In 1776, General George Washington instituted a highly controversial policy that affected all new recruits enlisting to fight the British during the American Revolution. Smallpox was spreading among the vulnerable colonial troops and threatened their ability to fight the troops of the British Empire. General Washington made it mandatory that all new troops were to be immediately inoculated against the potentially deadly virus using now outdated vaccination technique. It worked. General Washington’s troops were able to fend off the disease and fight their way to victory.

Fast forward to the present and we still see vaccinations successfully being used to defend ourselves from potentially debilitating and deadly diseases and ailments. While we don’t have to worry about the likes of Smallpox anymore, there are still some viruses and bacteria around that can do considerable harm. Diseases such as hepatitis B, measles, pertussis (also known as whooping cough) and chickenpox are all protected against with modern vaccinations. However, there has been some recent controversy centered around whether or not vaccinations are safe to give to our children.

What is a vaccine?

First of all, let’s quickly discuss exactly what a vaccination is. A vaccine is “a substance used to stimulate the production of antibodies and provide immunity against one or several diseases, prepared from the causative agent of a disease, its products, or a synthetic substitute, treated to act as an antigen without inducing the disease.”

Vaccines are made from materials and substances that have been rigorously tested and approved by not only the FDA, but also the medical community as a whole. Vaccinations are performed everyday and protect millions of Americans from illnesses that could otherwise be deadly. As with any medication, vaccines do carry a risk, albeit a very small risk. Your physician will ask you questions about your or your child’s health history before administering vaccinations to as to make sure they are as safe as possible.

Are vaccinations safe?

Are Vaccinations Safe in Children? Polio vaccinationNow, let’s cover what vaccinations are not. Popular media and some news sources have recently taken center stage with their message that vaccinations are dangerous, poisonous, and possibly deadly. Some have even attributed the occurrence of autism to vaccinations. While vaccinations do carry a very slight risk of producing specific side-effects in a small percentage of people, there is no documented evidence of vaccinations causing autism. In fact, the vast majority of the current population of the United States has received a vaccination at one time or another in time and have lead perfectly normal and healthy lives. Vaccines are tested for years before they are approved for use. No vaccination that is unsafe or ineffective will pass the rigorous testing of the Centers of Disease Control and Prevention, the American Academy of Pediatrics, or the Food and Drug Administration.

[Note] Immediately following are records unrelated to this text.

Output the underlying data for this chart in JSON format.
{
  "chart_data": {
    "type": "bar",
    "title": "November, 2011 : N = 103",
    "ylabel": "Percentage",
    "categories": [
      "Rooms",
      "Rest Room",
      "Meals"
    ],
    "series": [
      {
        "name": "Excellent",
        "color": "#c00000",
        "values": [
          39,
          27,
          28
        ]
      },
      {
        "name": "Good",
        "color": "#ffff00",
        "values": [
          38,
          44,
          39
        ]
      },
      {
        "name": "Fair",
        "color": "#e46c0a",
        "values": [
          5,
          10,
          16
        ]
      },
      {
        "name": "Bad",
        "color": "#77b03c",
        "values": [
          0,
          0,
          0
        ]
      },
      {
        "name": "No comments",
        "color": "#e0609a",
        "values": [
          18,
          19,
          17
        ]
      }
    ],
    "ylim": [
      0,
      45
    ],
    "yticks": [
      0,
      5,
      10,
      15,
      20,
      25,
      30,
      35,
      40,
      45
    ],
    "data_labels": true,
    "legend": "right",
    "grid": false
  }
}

Where can you get the facts?

While it can seem to be overwhelming to wade through the massive amount of conflicting information that is found online, there is one place where you can find reliable information regarding the safety of vaccinations – your physician. When it comes to getting the facts, and getting them straight, your physician is your best resource for the most accurate information about vaccinations.

Modern physicians go through years and years of medical training and schooling and receive the latest information about modern medicine. They also continuously receive ongoing training to keep them updated with the most current information concerning vaccinations. In short, your physician will be your best source of vaccination related info.

Just imagine how much faster the American Revolution would have been won if General George Washington’s troops had access to the modern vaccinations we enjoy today. Vaccinations have been around for centuries and they work. Our country is living proof of that.